Contact: Roger Garrett, Xu Peng

Archaeal virus replication and packaging

Genomic analyses of a few archaeal viruses have yielded limited insights into their different viral replication mechanisms and into possible mechanisms of packaging (Peng et al., 2001; Bettstetter et al., 2003; Häring et al., 2004; Häring et al., 2005; Vestergaard et al., 2005). These recent results, obtained in collaboration with Dr. David Prangishvili's laboratory at the Pasteur Institute, Paris, suggest a few student projects which would involve testing these putative mechanisms experimentally. Each project will involve learning basic nucleic acid and protein biochemical techniques, including cloning and expression, PCR methods, RNA expression, working with virus-host systems at high temperatures, as well as the bioinformatics of viral genomes.
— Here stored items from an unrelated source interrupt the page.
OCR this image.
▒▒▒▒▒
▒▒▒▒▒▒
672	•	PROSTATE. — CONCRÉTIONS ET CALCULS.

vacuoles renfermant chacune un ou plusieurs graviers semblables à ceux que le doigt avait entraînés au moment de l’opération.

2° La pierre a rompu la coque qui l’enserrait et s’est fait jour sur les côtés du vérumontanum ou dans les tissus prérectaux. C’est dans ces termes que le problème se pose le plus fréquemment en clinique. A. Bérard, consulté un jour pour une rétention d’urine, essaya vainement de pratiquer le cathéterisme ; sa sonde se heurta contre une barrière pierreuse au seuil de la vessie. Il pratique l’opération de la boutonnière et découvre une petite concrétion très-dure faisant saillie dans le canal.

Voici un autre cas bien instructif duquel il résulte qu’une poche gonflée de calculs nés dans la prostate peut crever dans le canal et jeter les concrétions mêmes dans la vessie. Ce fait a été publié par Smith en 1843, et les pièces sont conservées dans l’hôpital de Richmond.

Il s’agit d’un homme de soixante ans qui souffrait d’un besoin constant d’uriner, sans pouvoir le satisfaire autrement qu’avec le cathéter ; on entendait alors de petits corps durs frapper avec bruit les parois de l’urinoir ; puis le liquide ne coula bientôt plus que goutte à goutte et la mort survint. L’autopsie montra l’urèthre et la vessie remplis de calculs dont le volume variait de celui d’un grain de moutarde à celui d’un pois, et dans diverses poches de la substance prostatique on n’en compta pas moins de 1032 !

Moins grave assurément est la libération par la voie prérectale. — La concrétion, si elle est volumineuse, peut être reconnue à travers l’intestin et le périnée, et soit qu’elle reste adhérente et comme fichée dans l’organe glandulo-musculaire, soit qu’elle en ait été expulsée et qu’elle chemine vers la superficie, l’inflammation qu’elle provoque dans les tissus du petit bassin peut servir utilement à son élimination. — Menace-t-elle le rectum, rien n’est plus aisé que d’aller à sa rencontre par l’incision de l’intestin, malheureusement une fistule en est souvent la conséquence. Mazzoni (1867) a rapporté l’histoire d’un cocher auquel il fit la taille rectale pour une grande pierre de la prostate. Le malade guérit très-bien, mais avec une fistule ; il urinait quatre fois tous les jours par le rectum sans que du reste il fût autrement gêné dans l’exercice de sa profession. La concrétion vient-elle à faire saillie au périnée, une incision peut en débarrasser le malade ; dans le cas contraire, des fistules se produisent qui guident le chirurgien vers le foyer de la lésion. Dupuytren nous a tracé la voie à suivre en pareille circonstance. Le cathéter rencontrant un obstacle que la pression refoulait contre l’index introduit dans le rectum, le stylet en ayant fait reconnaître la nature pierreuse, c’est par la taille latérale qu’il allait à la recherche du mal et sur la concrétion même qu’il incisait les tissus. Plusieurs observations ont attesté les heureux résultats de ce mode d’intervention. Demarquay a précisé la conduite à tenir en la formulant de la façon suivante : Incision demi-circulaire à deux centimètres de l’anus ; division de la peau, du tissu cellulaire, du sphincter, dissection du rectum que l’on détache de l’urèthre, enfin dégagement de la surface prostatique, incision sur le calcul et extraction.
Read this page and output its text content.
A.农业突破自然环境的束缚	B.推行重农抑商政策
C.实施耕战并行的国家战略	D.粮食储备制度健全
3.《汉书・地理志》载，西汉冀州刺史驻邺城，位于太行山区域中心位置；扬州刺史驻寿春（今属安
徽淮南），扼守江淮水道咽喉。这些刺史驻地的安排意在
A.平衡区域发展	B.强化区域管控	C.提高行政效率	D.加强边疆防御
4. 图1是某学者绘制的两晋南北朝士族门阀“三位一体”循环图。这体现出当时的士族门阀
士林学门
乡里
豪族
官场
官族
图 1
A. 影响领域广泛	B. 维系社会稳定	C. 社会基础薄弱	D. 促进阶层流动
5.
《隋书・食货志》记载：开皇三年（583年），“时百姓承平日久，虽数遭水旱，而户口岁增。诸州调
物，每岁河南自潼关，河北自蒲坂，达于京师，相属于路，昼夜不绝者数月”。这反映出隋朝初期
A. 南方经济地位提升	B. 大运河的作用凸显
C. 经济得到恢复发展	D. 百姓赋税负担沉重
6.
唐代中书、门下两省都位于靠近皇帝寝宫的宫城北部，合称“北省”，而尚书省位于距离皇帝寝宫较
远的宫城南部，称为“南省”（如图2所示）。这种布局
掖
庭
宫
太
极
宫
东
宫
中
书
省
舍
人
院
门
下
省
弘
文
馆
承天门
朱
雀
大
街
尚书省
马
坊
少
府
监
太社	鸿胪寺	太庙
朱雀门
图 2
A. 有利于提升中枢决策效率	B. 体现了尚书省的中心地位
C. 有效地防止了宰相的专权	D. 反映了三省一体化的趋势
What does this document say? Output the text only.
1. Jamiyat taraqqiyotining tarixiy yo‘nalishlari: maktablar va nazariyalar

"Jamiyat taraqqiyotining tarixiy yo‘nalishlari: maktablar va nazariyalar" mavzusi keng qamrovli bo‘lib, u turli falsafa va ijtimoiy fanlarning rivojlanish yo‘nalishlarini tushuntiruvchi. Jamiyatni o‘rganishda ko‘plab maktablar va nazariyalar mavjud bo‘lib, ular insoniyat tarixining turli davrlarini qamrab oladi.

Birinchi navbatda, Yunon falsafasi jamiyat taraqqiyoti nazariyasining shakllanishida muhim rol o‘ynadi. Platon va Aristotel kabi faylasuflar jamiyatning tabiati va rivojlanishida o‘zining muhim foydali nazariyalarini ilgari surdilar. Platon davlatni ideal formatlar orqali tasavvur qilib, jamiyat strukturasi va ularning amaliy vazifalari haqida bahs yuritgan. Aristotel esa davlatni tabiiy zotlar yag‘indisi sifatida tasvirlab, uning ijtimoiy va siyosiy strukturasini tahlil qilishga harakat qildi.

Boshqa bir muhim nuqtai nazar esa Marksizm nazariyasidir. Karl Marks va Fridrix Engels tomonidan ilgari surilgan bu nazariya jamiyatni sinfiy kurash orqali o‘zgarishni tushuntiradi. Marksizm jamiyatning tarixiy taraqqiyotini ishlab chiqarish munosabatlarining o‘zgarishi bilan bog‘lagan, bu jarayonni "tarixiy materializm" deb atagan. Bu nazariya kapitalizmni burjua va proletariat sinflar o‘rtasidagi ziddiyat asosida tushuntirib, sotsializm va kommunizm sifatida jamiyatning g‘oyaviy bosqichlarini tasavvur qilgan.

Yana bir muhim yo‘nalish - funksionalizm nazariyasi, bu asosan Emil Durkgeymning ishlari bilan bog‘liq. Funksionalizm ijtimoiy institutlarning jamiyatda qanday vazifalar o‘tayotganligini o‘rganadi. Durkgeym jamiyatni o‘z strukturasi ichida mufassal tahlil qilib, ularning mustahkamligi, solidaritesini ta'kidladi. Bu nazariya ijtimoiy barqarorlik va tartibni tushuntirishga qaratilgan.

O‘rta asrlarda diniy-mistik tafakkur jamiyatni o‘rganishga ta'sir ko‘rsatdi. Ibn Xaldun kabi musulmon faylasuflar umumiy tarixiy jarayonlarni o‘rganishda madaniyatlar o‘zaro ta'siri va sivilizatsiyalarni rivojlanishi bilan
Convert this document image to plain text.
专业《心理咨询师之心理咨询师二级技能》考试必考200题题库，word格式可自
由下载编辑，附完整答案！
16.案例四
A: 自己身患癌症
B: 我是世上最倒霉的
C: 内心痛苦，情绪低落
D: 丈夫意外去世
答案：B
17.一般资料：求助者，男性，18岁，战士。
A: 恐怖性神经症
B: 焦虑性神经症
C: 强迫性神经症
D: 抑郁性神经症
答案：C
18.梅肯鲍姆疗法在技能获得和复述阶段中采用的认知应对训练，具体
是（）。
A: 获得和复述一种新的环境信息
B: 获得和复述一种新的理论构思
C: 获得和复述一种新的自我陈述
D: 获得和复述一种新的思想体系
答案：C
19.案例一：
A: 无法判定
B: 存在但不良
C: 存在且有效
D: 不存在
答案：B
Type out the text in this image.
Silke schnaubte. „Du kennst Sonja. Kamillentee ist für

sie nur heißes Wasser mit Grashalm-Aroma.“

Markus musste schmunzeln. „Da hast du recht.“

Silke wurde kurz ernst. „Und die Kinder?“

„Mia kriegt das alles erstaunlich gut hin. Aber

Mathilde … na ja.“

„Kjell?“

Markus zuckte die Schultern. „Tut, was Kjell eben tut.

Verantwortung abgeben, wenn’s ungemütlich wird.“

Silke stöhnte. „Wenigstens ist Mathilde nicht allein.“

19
Contact: Roger Garrett, Xu Peng

A special mechanism of genomic change in an Archaeal Rudivirus

The genome of one of the archaeal rudiviruses (SIRV1) undergoes rapid rearrangement in a foreign Sulfolobus host. One of the major mechanisms involves the insertion/deletion of 12 bp elements which appear, to an unquantified degree, to be mobile in the genome (Peng et al., 2004). The project involves determining the nature, and the mechanism of mobility, of these unusual elements which profoundly affect both the genome structure and the individual genes of the virus. The experiments will require the application of various biochemical methods and the student will learn to work with RNA and DNA techniques as well as methods for studying protein- nucleic acid interactions.